What To Do With Edwards
As someone who championed adding John Edwards to the ticket from early on, so that he could sell the “Two Americas” domestic message better than Kerry, I tend to agree somewhat with the overall premise behind this New York Times piece this morning, which asks basically “Where’s Edwards?” The campaign has been using Edwards in primarily rural areas, usually off the national radar, but racking up good positive local press everywhere he goes.
The national “why didn’t I get hired” Democratic types like Tony Coehlo, who ran Gore nearly into the ground in 2000, complain now that Edwards is almost invisible, especially when contrasted with the attack-dog posture that Cheney performs for Bush. (In fact, someone needs to put a muzzle on Coehlo, and now.) Paging Hillary Clinton.
But Edwards was never brought aboard to be the attack dog, he was brought aboard to be the sunnier, more connectable half of the ticket focusing on parts of the country where he could help. We can debate the issue of whether or not this was a wise strategy in a world where your current Vice President is gleefully attacking and lying with impunity and there is no daily counterbalance to that except Kerry himself.
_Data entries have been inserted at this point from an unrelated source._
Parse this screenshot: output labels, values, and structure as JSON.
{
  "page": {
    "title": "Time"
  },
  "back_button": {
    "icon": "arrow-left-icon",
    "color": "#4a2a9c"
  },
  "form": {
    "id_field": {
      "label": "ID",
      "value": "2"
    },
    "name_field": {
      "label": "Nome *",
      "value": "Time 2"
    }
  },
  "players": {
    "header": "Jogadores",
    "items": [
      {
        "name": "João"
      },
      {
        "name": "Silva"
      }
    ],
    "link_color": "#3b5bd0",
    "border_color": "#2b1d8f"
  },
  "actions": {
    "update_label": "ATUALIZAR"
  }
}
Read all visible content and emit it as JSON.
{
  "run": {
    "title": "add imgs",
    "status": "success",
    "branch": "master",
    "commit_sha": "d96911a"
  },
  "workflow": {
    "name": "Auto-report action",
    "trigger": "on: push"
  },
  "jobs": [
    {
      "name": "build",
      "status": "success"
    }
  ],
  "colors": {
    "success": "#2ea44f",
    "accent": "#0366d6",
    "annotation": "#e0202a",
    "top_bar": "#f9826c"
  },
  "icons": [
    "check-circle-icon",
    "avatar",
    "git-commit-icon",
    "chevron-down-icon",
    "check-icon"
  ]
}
I thought at the time that it was the right strategy, aimed at filling in for Kerry’s weaknesses. Others may argue with some success now that in light of the attack campaign that Cheney and Bush had planned to wage all along, that perhaps the best person to be our attack dog as a Number Two may have been a Wes Clark or a Dick Gephardt.
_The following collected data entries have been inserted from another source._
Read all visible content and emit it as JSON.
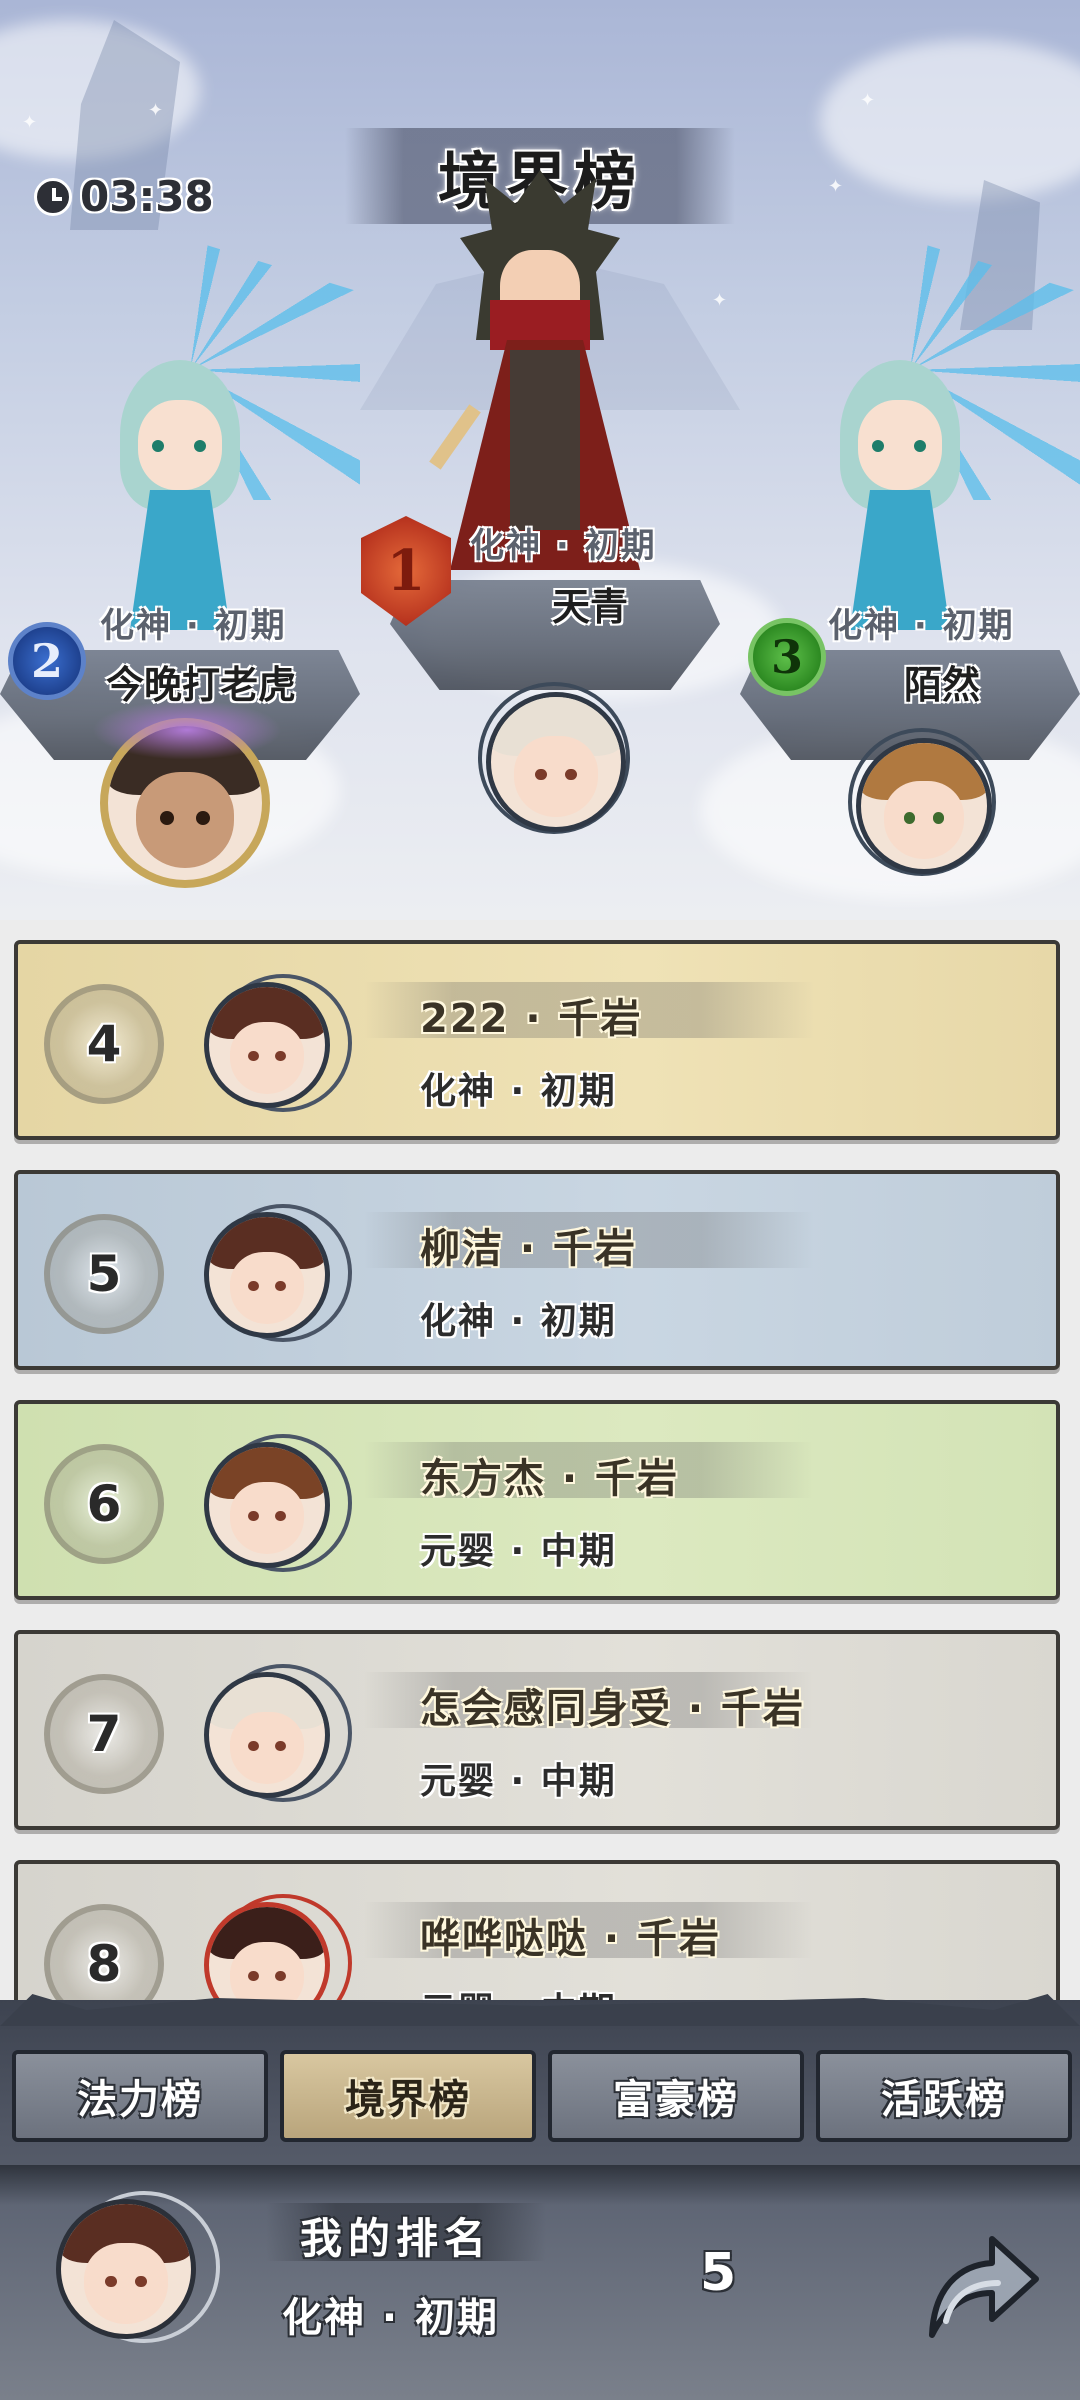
{
  "title": "境界榜",
  "timer": "03:38",
  "podium": [
    {
      "rank": "1",
      "realm": "化神 · 初期",
      "name": "天青"
    },
    {
      "rank": "2",
      "realm": "化神 · 初期",
      "name": "今晚打老虎"
    },
    {
      "rank": "3",
      "realm": "化神 · 初期",
      "name": "陌然"
    }
  ],
  "list": [
    {
      "rank": "4",
      "name": "222 · 千岩",
      "realm": "化神 · 初期"
    },
    {
      "rank": "5",
      "name": "柳洁 · 千岩",
      "realm": "化神 · 初期"
    },
    {
      "rank": "6",
      "name": "东方杰 · 千岩",
      "realm": "元婴 · 中期"
    },
    {
      "rank": "7",
      "name": "怎会感同身受 · 千岩",
      "realm": "元婴 · 中期"
    },
    {
      "rank": "8",
      "name": "哗哗哒哒 · 千岩",
      "realm": "元婴 · 中期"
    }
  ],
  "tabs": [
    "法力榜",
    "境界榜",
    "富豪榜",
    "活跃榜"
  ],
  "active_tab": "境界榜",
  "my_rank": {
    "label": "我的排名",
    "realm": "化神 · 初期",
    "value": "5"
  },
  "icons": {
    "timer": "clock-icon",
    "share": "share-arrow-icon"
  },
  "colors": {
    "row_gold": "#efe2b6",
    "row_blue": "#c9d6e2",
    "row_green": "#dce9c0",
    "row_grey": "#e2e0d9",
    "tab_active": "#c9b68d"
  }
}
Given that the number of states that Kerry is contesting is shrinking, and that his base is showing signs of wandering, I think a good case can be made that Gephardt would be more useful right now that Edwards. But this is water under the bridge. The truth is that Kerry is withdrawing from the states that Edwards was supposed to focus on: North Carolina, Virginia, Louisiana, and Arkansas. This is troubling since Kerry is still within six points in both Virginia and North Carolina, and less than two points behind in Arkansas.
If in fact the Kerry campaign has backed away from these states, then Edwards needs to be immediately redirected to the “must haves” in the remaining weeks. These would include Wisconsin, Minnesota, Iowa, Nevada, Missouri, Florida, and Pennsylvania while doing more and more attacking. The campaign also needs to focus some time in New Jersey and Michigan, and make an effort to steal Ohio out from under Bush, but these targets are probably best left to Kerry.
Either way, the key is to take the state of the race as you find it today, and use your ticket and resources in the best way to capture your essential targets. And that means getting Edwards back into prime time in key “must-have” states hammering Bush while also hitting the “Two Americas” theme hard. Several weeks of that will turn around the numbers in the battleground states.
Lastly, Edwards needs to be put front and center because of killer moves like this one. Introducing the draft into the campaign is shrewd and puts the Bush team in a bad spot.